Provided by Taste of Home
Categories Lunch
Time 25m
Yield 6 servings.
Number Of Ingredients 8
Steps:
- In a large saucepan, bring broth, frozen vegetables, celery and onion to a boil. Reduce heat; cover and simmer for 10-15 minutes or until vegetables are tender. Stir in cheese sauce, salt and Italian seasoning. Cook on low heat until heated through. Sprinkle with cheese if desired.
Nutrition Facts :
Tips:
- Use a variety of vegetables. This will give your soup a more complex flavor and texture. Some good options include carrots, celery, onions, potatoes, and leeks.
- Don't be afraid to experiment with different types of beer. A light beer will give your soup a milder flavor, while a dark beer will give it a more robust flavor. You can also use a combination of different beers to create a unique flavor profile.

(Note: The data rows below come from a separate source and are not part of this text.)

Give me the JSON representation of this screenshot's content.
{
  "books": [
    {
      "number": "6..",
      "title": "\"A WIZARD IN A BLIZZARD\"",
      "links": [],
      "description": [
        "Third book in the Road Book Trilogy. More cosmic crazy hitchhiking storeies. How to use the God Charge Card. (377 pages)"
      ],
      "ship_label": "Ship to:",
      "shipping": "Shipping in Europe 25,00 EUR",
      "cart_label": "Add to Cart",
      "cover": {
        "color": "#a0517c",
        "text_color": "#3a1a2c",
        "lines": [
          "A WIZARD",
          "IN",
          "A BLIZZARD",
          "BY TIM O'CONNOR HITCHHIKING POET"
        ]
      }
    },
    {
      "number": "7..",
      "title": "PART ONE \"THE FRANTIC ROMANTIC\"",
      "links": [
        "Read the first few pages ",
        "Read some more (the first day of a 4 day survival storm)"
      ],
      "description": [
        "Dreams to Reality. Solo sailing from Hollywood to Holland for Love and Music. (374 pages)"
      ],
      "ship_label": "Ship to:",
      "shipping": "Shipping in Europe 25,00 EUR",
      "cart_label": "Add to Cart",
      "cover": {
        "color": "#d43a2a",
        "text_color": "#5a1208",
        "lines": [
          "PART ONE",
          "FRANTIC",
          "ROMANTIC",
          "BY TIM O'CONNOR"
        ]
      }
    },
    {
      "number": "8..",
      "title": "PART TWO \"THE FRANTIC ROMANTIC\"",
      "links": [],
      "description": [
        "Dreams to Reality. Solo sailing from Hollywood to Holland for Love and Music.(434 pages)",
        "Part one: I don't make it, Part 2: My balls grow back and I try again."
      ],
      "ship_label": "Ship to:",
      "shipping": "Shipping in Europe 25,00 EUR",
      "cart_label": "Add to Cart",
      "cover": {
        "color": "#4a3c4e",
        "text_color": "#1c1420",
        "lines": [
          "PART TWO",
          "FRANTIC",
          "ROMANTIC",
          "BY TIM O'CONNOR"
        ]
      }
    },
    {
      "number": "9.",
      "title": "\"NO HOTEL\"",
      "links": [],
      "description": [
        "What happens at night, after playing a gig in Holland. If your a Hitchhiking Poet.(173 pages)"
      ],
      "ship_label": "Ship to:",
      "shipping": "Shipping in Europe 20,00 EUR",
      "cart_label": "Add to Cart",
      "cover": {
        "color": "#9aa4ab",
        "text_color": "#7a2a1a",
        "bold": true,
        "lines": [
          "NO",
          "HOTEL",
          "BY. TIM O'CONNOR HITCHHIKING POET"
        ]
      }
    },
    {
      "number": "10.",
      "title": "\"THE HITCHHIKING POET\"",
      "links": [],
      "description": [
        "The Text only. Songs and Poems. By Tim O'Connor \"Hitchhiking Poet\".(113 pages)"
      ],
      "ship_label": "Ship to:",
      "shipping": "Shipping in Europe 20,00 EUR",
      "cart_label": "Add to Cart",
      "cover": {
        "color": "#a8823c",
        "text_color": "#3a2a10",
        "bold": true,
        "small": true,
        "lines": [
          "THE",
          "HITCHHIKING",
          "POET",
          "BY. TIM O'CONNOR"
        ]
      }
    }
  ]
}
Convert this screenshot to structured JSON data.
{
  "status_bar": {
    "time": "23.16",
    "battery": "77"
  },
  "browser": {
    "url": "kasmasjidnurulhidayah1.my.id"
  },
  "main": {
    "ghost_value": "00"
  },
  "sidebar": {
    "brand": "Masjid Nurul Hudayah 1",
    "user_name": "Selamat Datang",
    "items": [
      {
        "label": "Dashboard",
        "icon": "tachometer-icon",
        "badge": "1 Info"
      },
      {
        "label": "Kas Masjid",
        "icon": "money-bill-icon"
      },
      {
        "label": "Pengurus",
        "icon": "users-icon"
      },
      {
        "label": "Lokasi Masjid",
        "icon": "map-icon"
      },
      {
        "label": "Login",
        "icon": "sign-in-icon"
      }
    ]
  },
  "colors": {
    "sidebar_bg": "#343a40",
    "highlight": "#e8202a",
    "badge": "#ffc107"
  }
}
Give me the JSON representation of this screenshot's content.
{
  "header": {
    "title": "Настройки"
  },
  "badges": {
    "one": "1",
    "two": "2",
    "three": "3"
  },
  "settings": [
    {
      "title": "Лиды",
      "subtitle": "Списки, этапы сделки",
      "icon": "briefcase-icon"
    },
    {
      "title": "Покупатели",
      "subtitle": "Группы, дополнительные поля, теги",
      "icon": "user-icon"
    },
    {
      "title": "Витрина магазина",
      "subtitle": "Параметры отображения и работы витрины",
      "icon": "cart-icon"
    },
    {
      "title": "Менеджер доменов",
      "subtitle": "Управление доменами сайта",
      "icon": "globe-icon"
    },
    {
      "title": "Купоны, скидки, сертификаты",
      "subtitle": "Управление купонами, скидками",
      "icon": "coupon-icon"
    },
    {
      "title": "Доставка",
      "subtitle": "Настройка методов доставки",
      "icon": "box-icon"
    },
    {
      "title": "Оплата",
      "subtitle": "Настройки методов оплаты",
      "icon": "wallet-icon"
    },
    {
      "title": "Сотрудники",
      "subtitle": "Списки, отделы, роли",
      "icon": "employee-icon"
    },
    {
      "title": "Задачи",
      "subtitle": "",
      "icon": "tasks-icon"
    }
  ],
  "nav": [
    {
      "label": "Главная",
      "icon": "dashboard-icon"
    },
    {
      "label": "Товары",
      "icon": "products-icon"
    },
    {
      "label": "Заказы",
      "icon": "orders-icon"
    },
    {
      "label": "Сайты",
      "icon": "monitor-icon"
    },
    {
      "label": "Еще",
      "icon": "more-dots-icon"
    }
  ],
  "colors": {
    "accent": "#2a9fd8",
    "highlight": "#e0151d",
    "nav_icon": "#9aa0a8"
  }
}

- Use good quality cheddar cheese. This will make a big difference in the flavor of your soup. Look for a sharp cheddar cheese that is well-aged.
- Don't overcook the vegetables. You want them to be tender, but not mushy. Cook them just until they are starting to soften.
- Serve the soup immediately. This is when it will be at its best flavor. You can garnish it with a sprinkle of fresh herbs, such as parsley or chives.
Conclusion:
Vegetable beer cheddar soup is a delicious and hearty soup that is perfect for a cold winter day. It is easy to make and can be tailored to your own taste preferences. So experiment with different vegetables, beers, and cheeses to find the perfect combination for you. With its creamy texture, rich flavor, and hearty ingredients, vegetable beer cheddar soup is sure to be a hit with your family and friends.